Here I must plead complete ignorance, having never seen Twitch and Shout and having no personal experience with any Tourette’s sufferers. So I was not prepared for the first shots of Mr. Morrow convulsively twitching and making disturbing knocking noises with his tongue and gums. I kept waiting for an explanation of Maze’s bizarre behavior, perhaps a visit to a doctor’s office or some clinical discussions. Instead, what I got was a very sensually passionate love story-though one without sex-involving Maze, his best friend Mike (Craig Sheffer) and Mike’s girlfriend Callie (Laura Linney). Indeed, Mike and Callie are the only people with whom Maze feels comfortable, even though he’s becoming a public figure in the art world for his painting and sculpture.
When Callie offers to pose for Maze’s nude studies after a previous model finds his Tourette’s symptoms too distracting and destructive for her (and his) professional concentration, Maze sees Callie bathed in a warm orange glow that is a reflection of Mr. Morrow’s visual subjectivity on this project. After Mike has left her alone to pursue an idealistic medical adventure on an eight-month sojourn in Africa, Callie confides to Maze that she’s pregnant. Callie has not told Mike of her condition, and she’s fed up with being sacrificed for the sake of his humanity-serving-and-saving principles. Callie indicates to Maze that she’s willing to start an affair with him, but despite his intense feelings for her, Maze cannot bring himself to betray his best friend.
What happens instead is a long nurturing period in which Callie and Maze are inseparable until Callie brings forth a son. Unselfish to the end, Maze has written to Mike about Callie’s impending delivery, and Mike returns, more convinced than ever that he’s done the right thing. Callie is confronted with the dilemma of what to do with Mike and what to do with Maze. The nice thing about this movie, in an era of chic open endings, is that Callie finally does make a decision, and we are convinced that it is the right one.

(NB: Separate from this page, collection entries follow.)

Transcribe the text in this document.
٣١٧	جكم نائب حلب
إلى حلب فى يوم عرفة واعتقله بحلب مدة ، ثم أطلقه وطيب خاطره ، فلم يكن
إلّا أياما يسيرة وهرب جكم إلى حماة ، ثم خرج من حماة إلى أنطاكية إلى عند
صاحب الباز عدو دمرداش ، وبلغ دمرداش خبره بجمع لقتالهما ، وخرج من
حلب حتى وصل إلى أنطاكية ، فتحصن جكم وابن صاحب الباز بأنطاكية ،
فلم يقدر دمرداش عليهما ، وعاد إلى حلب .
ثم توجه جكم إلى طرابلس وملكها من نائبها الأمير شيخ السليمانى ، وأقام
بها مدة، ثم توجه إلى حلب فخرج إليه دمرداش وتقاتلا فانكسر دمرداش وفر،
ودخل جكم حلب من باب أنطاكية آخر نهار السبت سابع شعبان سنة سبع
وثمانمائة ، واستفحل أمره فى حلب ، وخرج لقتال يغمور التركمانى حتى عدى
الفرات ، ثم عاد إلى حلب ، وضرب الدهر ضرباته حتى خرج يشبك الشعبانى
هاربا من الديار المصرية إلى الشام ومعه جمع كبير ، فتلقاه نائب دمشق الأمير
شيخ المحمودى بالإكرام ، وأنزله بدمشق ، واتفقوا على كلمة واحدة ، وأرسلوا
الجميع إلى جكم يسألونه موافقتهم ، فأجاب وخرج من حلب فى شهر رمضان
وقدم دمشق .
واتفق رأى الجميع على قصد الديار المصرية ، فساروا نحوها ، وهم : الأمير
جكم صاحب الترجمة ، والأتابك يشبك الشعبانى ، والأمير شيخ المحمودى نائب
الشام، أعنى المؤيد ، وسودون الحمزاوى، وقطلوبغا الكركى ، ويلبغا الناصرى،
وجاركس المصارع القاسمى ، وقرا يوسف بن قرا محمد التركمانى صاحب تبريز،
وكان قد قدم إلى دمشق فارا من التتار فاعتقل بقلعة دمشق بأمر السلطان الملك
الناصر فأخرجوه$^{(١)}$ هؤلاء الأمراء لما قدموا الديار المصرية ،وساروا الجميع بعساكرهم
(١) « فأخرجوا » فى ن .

Mr. Morrow, Mr. Sheffer and Ms. Linney expand this intimate chamber drama into something much more by the modulated force and eloquent restraint in the expression of their emotions; left unsaid are the usual alibis of disability. With the simplest means, Mr. Morrow and his colleagues have fashioned a stirring entertainment of charm and humor. Maze is the best kind of independent filmmaking to shame the somnolent mainstream.
Tatou Me
Laurent Firode’s Happenstance ( Le Battement d’Ailes du Papillon), from his own screenplay, suggests in its French title that butterflies’ wings fluttering over the Atlantic Ocean can cause a tsunami tidal wave in the Pacific. Audrey Tatou, here cast in a pivotal ensemble role, gives a more interesting performance than she did in her overly bossy, fussy title role in Amélie . For one thing, she does a lot more listening in Happenstance as a badgered household-appliance clerk than she did as a know-it-all in Amélie . And Ms. Tatou listens beautifully, with both charm and humor, as she wends her way from setback to setback to stumble finally onto her true love, a young Algerian named Younès (Faudel). As in Serendipity , two characters who are meant for each other are enhanced and enriched by all their reverses until, in the end, they are spiritually prepared for each other.
The Paris of Happenstance is much less the quaint fairy-tale Paris of Amélie . There is a lot more bite and spite and bitterness and crime, all woven together to form the tapestry of individual destiny. People lie all the time to gain an advantage, but are generally found out and humiliated in the process. The “happy” ending can also serve as a grotesque parody of all happy endings. Happenstance is ultimately a celebration of human perversity in the face of life’s hidden design.